In late February, a week after signing the landmark $787 billion economic recovery bill into law, President Obama tried to change the focus of debate in Washington by shifting attention from the short-term necessity of reviving the economy to the long-term challenge of reducing soaring budget deficits.
On Monday, February 23, he hosted a “fiscal summit” with congressional leaders, other lawmakers and outside experts to highlight the problem. A day later, he spoke to a joint session of Congress and outlined his plans to begin addressing it. Two days after that, he issued a 134page budget blueprint.
Entitled “A New Era of Responsibility,” the blueprint proclaimed a sharp reversal from Bush-era recklessness. “[W]e must,” Obama wrote, “begin the process of making the tough choices necessary to restore fiscal discipline, cut the deficit in half by the end of my first term in office, and put our nation on sound fiscal footing.”
But, Obama would impose the “responsibility” of higher taxes only on those at the very top, making good on a key campaign pledge – that he would not raise taxes on anyone making up to $250,000 a year.
And therein lies the great contradiction of “Obamanomics” with which experts in the White House, Congress and the private sector are now grappling. This campaign pledge is the “800pound gorilla” of deficit cutting – that is, a huge obstacle to any serious effort to restore fiscal sanity in Washington.
For serious deficit cutting, tax increases on the well-to-do are but a first step. Obama’s plan to restore the higher Clinton-era tax rates and curtail write-offs for those making over $250,000 would raise $600 billion over 10 years – hardly adequate to address deficits that will likely average about $1 trillion each year for the next decade and more thereafter.
Serious policymakers – liberal and conservative, Democrat and Republican – know the reality: To restore fiscal sanity, Obama will have to raise taxes on the 98 percent of taxpayers who are covered by his pledge. What nobody knows for sure is whether he will and, if he does, when he will do so and whether he can survive politically.
Obama surely knows that the first President Bush paid mightily for violating his “no new taxes” pledge, that Democrats already face a tough political terrain as they approach the 2010 mid-term elections, that Obama himself faces re-election two years after that, and that middle-income Americans who have suffered stagnant living standards of late hardly feel fortunate enough to pay higher taxes.
Presuming that Obama waits until after 2010 to mount a major deficit-cutting effort – that bruising battles over health care and climate change, and fateful decisions about troops in Afghanistan and nuclear weapons in Iran will keep him occupied through next year – he will likely have a far less hospitable Congress to work with.
Republicans will pick up seats in 2010, particularly in the House, probably forcing Obama to seek a bipartisan deficit-cutting deal (akin to that of 1990) rather than try to impose consensus on his fractured Democratic troops and push through an all-Democratic one (akin to that of 1993).
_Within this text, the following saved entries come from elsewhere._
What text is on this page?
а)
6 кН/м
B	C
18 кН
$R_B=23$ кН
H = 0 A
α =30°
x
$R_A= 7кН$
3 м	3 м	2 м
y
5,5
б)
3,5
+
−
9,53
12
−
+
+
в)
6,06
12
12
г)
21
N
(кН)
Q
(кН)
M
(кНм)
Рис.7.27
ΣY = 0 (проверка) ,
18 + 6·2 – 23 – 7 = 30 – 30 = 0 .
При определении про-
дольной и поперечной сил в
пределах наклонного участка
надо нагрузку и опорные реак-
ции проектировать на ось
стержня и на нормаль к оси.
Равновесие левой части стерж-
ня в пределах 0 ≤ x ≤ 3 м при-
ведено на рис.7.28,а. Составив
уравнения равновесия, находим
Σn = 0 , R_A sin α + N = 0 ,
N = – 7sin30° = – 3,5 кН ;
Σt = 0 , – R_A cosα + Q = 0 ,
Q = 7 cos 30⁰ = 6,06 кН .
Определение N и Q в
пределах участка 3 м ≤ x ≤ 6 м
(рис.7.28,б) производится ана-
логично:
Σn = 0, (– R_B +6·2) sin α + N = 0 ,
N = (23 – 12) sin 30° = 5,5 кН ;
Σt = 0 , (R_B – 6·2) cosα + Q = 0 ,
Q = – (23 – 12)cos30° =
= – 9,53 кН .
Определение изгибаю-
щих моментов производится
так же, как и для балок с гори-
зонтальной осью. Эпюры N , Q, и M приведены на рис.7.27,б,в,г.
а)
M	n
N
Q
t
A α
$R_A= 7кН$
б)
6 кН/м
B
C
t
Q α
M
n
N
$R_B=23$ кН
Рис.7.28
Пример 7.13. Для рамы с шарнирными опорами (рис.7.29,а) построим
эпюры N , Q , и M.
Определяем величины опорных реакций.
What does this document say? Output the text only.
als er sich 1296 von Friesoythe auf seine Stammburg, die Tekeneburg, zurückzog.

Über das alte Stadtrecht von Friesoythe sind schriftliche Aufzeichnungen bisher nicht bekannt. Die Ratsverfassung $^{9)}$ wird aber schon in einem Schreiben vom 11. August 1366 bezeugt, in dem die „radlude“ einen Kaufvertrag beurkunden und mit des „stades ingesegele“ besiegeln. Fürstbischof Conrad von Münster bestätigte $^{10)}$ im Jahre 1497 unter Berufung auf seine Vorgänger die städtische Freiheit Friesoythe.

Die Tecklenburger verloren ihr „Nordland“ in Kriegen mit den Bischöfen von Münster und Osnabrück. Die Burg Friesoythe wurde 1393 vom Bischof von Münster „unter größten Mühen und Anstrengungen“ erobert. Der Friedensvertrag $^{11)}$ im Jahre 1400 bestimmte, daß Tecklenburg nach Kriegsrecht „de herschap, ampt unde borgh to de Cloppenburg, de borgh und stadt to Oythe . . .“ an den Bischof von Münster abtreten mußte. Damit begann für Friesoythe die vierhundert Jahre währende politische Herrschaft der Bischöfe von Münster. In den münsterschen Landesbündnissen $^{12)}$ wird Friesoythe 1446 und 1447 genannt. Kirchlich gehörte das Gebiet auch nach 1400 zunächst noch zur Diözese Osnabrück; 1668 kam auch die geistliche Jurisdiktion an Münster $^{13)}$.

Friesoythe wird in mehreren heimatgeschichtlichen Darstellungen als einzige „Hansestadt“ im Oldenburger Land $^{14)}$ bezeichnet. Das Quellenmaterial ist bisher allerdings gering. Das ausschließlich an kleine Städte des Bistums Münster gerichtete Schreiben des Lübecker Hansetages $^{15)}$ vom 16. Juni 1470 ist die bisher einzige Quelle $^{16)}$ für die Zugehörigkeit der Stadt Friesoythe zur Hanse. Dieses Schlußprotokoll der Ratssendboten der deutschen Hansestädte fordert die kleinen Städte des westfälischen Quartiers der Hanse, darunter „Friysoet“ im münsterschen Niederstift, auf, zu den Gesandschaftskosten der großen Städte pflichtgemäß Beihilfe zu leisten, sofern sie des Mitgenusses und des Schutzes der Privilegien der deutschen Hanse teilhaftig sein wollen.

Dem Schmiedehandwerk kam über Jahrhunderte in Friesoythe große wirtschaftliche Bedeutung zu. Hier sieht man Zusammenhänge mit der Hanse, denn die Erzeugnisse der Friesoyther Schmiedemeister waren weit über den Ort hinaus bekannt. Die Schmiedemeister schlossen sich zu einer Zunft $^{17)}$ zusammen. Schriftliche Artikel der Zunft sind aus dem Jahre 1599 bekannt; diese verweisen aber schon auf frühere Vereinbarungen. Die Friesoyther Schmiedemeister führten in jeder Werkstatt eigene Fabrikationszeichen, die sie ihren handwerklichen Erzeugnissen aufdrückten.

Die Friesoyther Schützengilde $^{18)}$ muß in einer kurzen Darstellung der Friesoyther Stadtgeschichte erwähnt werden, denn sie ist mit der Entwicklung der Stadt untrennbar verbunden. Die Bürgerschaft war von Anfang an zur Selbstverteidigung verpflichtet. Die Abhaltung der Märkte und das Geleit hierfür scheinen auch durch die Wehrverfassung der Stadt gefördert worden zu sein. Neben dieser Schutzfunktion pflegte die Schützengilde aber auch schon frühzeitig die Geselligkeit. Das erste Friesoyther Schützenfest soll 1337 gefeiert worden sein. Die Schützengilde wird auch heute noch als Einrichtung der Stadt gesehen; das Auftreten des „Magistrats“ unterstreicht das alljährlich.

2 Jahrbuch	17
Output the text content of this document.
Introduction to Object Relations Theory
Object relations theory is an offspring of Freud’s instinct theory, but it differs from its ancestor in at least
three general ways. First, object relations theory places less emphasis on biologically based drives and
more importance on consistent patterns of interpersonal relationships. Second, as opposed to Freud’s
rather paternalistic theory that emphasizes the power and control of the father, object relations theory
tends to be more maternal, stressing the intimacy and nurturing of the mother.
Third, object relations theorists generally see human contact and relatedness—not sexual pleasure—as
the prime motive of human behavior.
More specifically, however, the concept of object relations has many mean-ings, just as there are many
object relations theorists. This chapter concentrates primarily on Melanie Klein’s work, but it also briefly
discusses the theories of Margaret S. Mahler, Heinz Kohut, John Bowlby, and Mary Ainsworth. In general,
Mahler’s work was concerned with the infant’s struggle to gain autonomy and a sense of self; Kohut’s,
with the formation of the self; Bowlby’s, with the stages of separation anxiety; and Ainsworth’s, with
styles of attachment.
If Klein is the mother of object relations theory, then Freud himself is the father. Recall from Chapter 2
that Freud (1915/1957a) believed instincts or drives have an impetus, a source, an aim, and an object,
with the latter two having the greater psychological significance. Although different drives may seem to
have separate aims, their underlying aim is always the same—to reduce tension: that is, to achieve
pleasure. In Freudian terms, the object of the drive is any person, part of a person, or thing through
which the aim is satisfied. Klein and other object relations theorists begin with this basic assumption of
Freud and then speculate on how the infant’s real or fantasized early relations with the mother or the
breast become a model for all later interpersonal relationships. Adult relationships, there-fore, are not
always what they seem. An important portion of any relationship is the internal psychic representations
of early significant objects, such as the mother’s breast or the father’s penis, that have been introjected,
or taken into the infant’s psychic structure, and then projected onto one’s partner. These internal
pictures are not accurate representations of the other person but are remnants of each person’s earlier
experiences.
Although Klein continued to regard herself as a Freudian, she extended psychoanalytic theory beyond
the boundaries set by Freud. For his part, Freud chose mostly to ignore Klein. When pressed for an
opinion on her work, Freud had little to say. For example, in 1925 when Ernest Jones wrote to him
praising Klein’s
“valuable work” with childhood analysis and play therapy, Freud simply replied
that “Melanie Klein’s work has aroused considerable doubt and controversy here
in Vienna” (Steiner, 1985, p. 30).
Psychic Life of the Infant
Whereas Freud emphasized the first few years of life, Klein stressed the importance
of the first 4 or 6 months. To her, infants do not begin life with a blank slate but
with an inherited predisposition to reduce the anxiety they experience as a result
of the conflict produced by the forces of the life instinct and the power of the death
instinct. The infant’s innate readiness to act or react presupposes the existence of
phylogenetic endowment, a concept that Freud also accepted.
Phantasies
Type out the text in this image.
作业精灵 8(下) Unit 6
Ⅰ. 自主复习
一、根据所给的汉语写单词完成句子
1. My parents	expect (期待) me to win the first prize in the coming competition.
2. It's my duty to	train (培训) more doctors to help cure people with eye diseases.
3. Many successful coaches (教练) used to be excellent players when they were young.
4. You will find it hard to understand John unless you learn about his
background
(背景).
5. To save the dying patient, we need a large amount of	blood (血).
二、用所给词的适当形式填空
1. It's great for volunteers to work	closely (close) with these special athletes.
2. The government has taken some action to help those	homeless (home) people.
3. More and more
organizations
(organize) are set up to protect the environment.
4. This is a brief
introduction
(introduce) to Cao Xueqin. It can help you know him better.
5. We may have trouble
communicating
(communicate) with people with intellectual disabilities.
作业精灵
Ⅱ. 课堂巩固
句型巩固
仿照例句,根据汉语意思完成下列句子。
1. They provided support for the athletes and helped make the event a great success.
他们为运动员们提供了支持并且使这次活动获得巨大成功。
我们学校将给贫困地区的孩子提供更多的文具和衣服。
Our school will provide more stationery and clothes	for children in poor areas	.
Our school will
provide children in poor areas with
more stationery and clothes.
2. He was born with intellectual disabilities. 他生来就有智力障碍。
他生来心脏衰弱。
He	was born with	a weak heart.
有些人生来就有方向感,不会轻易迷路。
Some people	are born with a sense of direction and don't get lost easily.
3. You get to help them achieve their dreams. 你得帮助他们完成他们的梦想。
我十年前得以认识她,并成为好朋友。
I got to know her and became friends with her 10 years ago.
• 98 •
Besides, in this highly-charged partisan environment, in which each party seeks to capitalize on any misstep by the other, congressional Democrats will likely demand bipartisanship rather than act alone.
Under that scenario, neither party will support a plan that does not include spending cuts and tax increases – Republicans will demand the former to limit the tax increases, and Democrats will demand the latter to limit the spending cuts.
But, for Obama, the task of securing Republican cooperation will prove monumental indeed. No stance has proven more important to the GOP’s identity in recent years than opposition to higher taxes. Moreover, Republicans know that Bush’s tax-hike sign-on in 1990 depressed the GOP’s grassroots base and contributed to his re-election loss two years later, that a bipartisan budget deal that includes higher taxes could tear the party apart and that rising anti-government sentiments that Republicans are stoking make Americans even less willing to send more of their income to Washington.
But the fiscal reality remains. With each day, the risks of a deficit-triggered calamity grow – such as a loss of confidence in America’s finances, a run on the dollar and soaring inflation and interest rates.
Obama must confront his great contradiction. Republicans must do their own about-face. Only then can America confront its fiscal demons.